Je trouvais sa conversation si instructive et si intéressante, que je ne pouvais me lasser de l’entendre : je passais les journées avec lui sans m’en apercevoir ; car j’avais enfin obtenu, qu’il ne me quittât presque point. Il n’était pas possible qu’un commerce aussi fréquent ne découvrît tôt ou tard l’homme sous le philosophe. Je m’aperçus, après un certain temps, de quelque changement qui se faisait en lui.

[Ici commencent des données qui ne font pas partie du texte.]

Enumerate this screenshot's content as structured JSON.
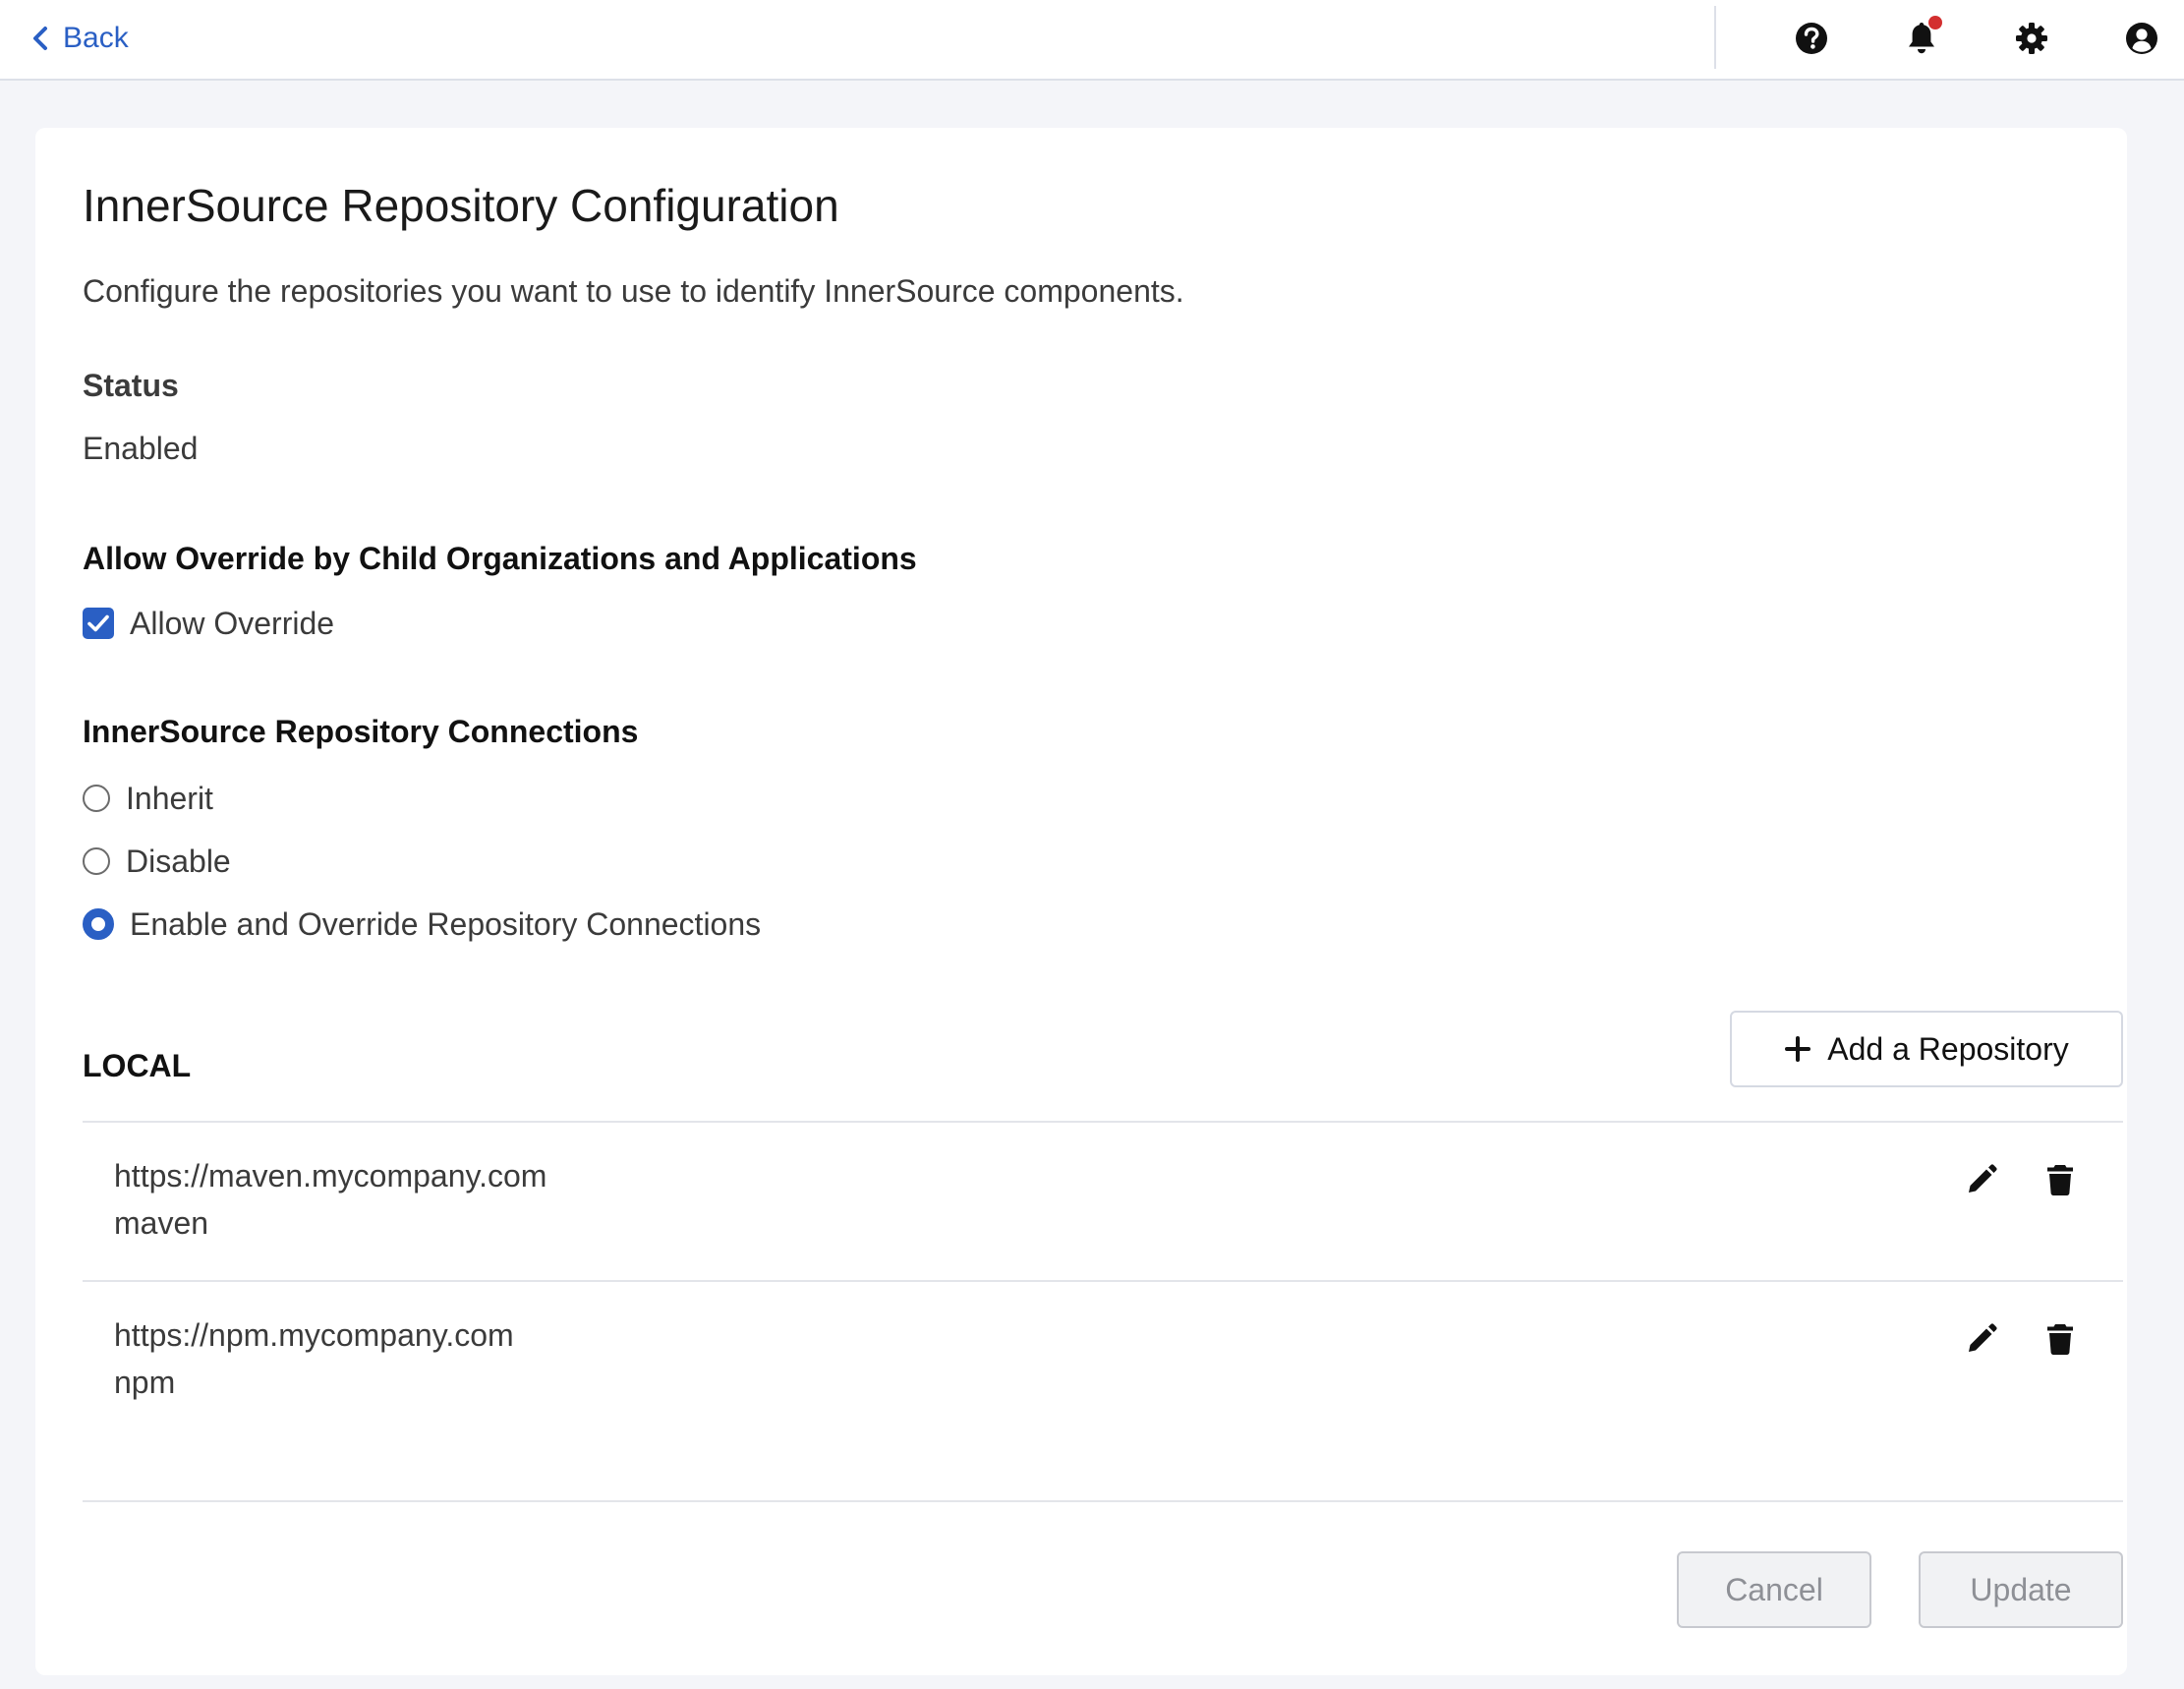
{
  "header": {
    "back_label": "Back",
    "icons": [
      "help-icon",
      "bell-icon",
      "gear-icon",
      "user-icon"
    ],
    "notification_dot_color": "#d32f2f"
  },
  "page": {
    "title": "InnerSource Repository Configuration",
    "description": "Configure the repositories you want to use to identify InnerSource components."
  },
  "status": {
    "label": "Status",
    "value": "Enabled"
  },
  "override": {
    "heading": "Allow Override by Child Organizations and Applications",
    "checkbox_label": "Allow Override",
    "checked": true
  },
  "connections": {
    "heading": "InnerSource Repository Connections",
    "options": [
      {
        "label": "Inherit",
        "selected": false
      },
      {
        "label": "Disable",
        "selected": false
      },
      {
        "label": "Enable and Override Repository Connections",
        "selected": true
      }
    ]
  },
  "local": {
    "heading": "LOCAL",
    "add_button_label": "Add a Repository",
    "repositories": [
      {
        "url": "https://maven.mycompany.com",
        "format": "maven"
      },
      {
        "url": "https://npm.mycompany.com",
        "format": "npm"
      }
    ]
  },
  "footer": {
    "cancel_label": "Cancel",
    "update_label": "Update"
  },
  "colors": {
    "accent": "#2a5fc4",
    "page_background": "#f4f5f9",
    "disabled_text": "#8e9096"
  }
}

Lorsque nous étions ensemble il évitait mes yeux, son entretien se ressentait de sa distraction : je lui en fis des reproches, il se défendit assez mal ; et sur ce que je me plaignis un jour du peu de confiance, qu’il avait en moi, puisqu’il me cachait quelque nouveau sujet de chagrin, il m’avoua sans détour qu’il commençait peut-être trop tard à voir le danger où je l’avais précipité ; mais qu’il se croyait dans le cas inévitable à tous ceux qui me fréquenteraient : que son cœur enfin s’était oublié en donnant accès à d’autres sentiments qu’à ceux de la tristesse ; qu’il était étonnant que, se rendant justice comme il faisait, il n’eût pas la force de se garantir d’une passion dont il sentait tout le ridicule. Comment, me dit-il, définir le cœur humain ? Comment donc soumettre ses appétits à cette raison impérieuse, dont les lumières nous éclairent, sans avoir l’art de nous décider ? Comment, dans la juste distinction que je fais du mal résultant pour moi d’une action, ne puisai-je pas la facilité d’étouffer un désir, un penchant dont le combat intérieur équivaut le mal que je veux éviter ? Ma réponse fut aussi simple que sa déclaration : Je serais comblée, lui dis-je, que vous ne vous méprissiez pas à l’aveu que vous me faites. Je méprise avec vous l’art de feindre, si nécessaire avec les autres hommes : ma franchise ira jusqu’à vous avouer que l’unique désir qui me restait était de vous attacher à moi. Que pouvait-il m’arriver de plus heureux ? Ce n’est ni passion effrénée, ni effet du tempérament ; quelque chose de plus délicat me motive, c’est un goût fondé sur l’estime la plus sincère, l’amitié la plus intime et la reconnaissance la plus vive.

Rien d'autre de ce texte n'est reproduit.